The demo video about “customer-retention agent” above demonstrates this use case.

VibeTrain treats that as task design. It reasons about the behavioral failure, proposes what the trained policy should learn, creates the data and evaluation setup, and turns a messy product problem into an executable agent-training workflow.

That is where a conversational training agent becomes more than convenience. It can help define the training problem itself.

Use Case 3: Research Ideas, Not Just Runs

Researchers rarely start with a clean product requirement. They start with an idea:

  • What if we change the advantage estimator?
  • What if the loss should be sequence-level instead of token-level?
  • What if we reward tool-use behavior differently?

VibeTrain is designed to engage in that kind of discussion.

Because it has web access, it can consult public resources. It can compare the user’s idea against existing methods, suggest baselines, propose an experiment plan, and then edit code or launch configs to run the experiment.

This matters for AI research. A lot of research time is not spent thinking about the idea. It is spent turning the idea into a runnable experiment. VibeTrain aims to compress that path.

That is the kind of interaction we want: technical, concrete, and executable.

The Closed Loop: Run Ablations, Compare, Learn

Training agents is noisy.
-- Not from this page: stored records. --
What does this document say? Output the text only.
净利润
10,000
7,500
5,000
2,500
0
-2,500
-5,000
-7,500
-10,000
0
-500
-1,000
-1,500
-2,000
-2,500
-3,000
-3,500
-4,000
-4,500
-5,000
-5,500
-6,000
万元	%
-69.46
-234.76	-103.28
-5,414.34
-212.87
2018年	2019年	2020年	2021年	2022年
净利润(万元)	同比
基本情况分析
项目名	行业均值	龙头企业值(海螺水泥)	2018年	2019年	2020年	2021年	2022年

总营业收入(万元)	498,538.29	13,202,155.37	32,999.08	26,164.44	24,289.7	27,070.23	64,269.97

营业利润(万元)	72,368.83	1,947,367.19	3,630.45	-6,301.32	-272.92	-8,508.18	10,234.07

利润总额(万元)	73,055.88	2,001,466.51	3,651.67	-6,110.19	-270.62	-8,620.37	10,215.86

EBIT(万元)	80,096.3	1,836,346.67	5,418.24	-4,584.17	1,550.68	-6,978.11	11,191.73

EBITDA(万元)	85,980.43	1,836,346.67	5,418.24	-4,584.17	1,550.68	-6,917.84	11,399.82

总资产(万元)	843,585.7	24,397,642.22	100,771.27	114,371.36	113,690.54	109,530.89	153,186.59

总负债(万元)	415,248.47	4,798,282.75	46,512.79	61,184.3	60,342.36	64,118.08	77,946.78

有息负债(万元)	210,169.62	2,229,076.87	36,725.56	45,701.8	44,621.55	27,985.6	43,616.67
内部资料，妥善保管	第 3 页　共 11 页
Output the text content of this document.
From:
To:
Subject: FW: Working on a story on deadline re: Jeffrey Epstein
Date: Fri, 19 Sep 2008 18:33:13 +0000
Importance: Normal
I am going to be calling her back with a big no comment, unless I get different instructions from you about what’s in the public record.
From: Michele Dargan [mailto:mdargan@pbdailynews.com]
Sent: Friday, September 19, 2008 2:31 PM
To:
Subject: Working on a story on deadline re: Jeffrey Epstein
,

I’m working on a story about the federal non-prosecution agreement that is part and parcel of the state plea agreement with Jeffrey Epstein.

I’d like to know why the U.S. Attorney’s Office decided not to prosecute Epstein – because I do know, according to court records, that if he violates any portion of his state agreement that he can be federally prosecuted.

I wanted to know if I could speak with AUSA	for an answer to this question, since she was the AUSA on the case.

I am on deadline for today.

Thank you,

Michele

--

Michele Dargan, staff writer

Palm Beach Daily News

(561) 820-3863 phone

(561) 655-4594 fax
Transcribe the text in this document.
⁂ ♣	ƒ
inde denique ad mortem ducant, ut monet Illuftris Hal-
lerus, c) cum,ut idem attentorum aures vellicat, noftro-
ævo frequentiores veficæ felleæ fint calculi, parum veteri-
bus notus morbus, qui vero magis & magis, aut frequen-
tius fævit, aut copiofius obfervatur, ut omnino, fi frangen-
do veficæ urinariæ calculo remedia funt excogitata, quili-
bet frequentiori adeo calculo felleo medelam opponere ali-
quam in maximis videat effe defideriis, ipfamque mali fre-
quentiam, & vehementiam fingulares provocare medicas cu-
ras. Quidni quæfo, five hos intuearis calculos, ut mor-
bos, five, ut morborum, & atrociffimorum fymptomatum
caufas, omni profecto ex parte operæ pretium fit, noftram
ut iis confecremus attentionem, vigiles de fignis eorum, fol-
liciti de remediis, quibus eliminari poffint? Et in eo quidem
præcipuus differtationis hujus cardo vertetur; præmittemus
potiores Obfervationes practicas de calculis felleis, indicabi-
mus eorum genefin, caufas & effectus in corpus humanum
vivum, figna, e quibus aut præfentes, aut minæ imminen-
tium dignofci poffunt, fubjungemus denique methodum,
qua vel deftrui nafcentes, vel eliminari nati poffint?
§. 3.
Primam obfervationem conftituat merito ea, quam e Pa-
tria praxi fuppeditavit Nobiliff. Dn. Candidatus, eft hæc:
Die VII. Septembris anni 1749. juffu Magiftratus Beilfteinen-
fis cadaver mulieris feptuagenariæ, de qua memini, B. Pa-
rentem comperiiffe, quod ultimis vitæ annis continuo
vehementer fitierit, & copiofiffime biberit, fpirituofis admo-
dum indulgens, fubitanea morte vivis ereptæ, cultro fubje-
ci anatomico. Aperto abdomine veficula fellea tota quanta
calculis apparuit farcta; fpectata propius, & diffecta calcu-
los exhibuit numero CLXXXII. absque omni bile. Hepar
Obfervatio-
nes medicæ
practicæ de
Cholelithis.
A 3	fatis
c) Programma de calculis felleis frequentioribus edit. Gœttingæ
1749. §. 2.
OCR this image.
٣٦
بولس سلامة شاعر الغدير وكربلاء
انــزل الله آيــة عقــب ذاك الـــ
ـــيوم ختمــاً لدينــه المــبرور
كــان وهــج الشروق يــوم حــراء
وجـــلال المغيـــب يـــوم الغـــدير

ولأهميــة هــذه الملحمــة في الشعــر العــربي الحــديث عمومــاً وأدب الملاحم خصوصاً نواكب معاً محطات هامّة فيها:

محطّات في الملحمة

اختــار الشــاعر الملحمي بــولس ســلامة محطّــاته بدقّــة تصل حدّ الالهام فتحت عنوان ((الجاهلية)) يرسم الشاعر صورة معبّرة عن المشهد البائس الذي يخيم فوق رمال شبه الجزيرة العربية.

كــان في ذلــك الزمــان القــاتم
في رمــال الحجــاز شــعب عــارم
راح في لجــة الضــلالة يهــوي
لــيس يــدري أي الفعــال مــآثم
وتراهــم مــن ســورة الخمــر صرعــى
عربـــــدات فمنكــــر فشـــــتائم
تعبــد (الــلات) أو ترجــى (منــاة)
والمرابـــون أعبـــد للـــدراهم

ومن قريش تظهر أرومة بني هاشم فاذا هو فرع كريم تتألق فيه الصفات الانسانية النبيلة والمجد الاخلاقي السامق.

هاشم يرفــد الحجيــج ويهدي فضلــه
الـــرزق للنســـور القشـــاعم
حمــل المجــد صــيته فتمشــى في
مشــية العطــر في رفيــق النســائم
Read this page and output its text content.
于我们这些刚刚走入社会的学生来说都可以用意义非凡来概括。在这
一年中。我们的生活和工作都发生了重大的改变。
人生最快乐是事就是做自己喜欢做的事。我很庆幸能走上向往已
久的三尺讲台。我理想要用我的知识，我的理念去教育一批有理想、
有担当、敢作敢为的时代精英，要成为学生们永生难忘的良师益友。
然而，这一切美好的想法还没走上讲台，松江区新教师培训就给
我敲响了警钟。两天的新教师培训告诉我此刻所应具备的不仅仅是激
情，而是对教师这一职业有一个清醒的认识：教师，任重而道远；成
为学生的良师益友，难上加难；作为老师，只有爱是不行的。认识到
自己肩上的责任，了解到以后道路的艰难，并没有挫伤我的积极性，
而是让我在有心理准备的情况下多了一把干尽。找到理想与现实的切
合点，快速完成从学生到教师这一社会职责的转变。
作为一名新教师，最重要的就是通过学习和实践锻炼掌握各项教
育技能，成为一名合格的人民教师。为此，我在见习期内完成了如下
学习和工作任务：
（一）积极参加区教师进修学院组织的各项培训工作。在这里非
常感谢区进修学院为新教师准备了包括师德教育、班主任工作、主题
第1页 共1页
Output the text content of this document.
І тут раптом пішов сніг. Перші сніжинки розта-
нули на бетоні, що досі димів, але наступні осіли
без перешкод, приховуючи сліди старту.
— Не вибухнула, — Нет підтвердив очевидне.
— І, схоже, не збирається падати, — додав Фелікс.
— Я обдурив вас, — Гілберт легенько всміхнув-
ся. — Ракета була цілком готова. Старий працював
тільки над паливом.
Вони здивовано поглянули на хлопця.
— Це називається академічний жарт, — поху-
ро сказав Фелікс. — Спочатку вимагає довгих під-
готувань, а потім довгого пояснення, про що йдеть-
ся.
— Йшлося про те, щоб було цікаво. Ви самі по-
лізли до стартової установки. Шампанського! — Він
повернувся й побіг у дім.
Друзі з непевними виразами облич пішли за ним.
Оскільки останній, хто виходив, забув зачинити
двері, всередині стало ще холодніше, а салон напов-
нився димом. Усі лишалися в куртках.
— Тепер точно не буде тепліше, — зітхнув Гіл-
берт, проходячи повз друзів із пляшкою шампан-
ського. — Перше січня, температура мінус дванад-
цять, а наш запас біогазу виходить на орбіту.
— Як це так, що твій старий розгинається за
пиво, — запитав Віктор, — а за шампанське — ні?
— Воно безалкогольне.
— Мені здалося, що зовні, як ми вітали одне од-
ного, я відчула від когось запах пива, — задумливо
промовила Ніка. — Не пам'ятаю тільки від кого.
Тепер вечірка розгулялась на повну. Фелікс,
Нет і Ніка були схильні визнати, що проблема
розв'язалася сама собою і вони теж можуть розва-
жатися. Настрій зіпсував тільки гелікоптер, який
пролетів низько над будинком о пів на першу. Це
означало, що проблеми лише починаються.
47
A run can look promising early and still go sideways later. 

VibeTrain is designed to turn that question into an ablation loop. It can analyze a run, propose useful changes, launch a follow-up, and then conduct comparison. Instead of leaving the researcher to stitch together plots and notes by hand, VibeTrain can generate the comparison view on demand.

This turns experiment iteration into a real research loop the next experiment built on top of previous ones.

This is also where generative UI matters. The interface is not a fixed dashboard with a predetermined set of panels. The user asks a question, and VibeTrain creates the charts, tables, or slide-ready summaries.

That is the product difference. Fine-tuning tools usually stop at “job complete.” VibeTrain keeps going until the experiment has taught the team something actionable.

Reports Should Be Dynamically Generated, Not Hand-Assembled

Every training loop ends with communication. Researchers need to tell the team what changed, what worked, what failed, and what should happen next.

VibeTrain turns that communication into a generated artifact. A quick status update, failure analysis, run comparison, or team briefing can be produced directly from the experiment thread, with the right plots, interpretation, and recommended next steps.

The result is shared understanding. The analysis is not trapped in one researcher’s notebook or terminal scrollback; it becomes something the team can read, discuss, and act on.

Why This Matters

Agent training is becoming a team workflow, not just a model-training job.

The work now includes long-horizon behavior, tool use, simulations, evaluation, reporting, and deployment. Each step creates context the next step depends on. If that context is scattered across dashboards, notebooks, terminals, and meetings, the team loses momentum.

VibeTrain keeps the workflow in one shared conversation. The same place where a failure is reported can become the place where the plan is written, the run is launched, the curves are interpreted, the results are shared, and the trained model is tested.

Researchers can move from idea to experiment faster. Engineers can turn product failures into training workflows without becoming RL infrastructure experts. Teams can move from “the agent is broken” to “here is the evaluated replacement” with the reasoning, artifacts, and decisions visible along the way.

What We Are Building Toward

AI model training should not require every practitioner to become an expert in every layer of the stack before running one meaningful experiment.

Training should feel like collaboration. That is SFR-VibeTrain.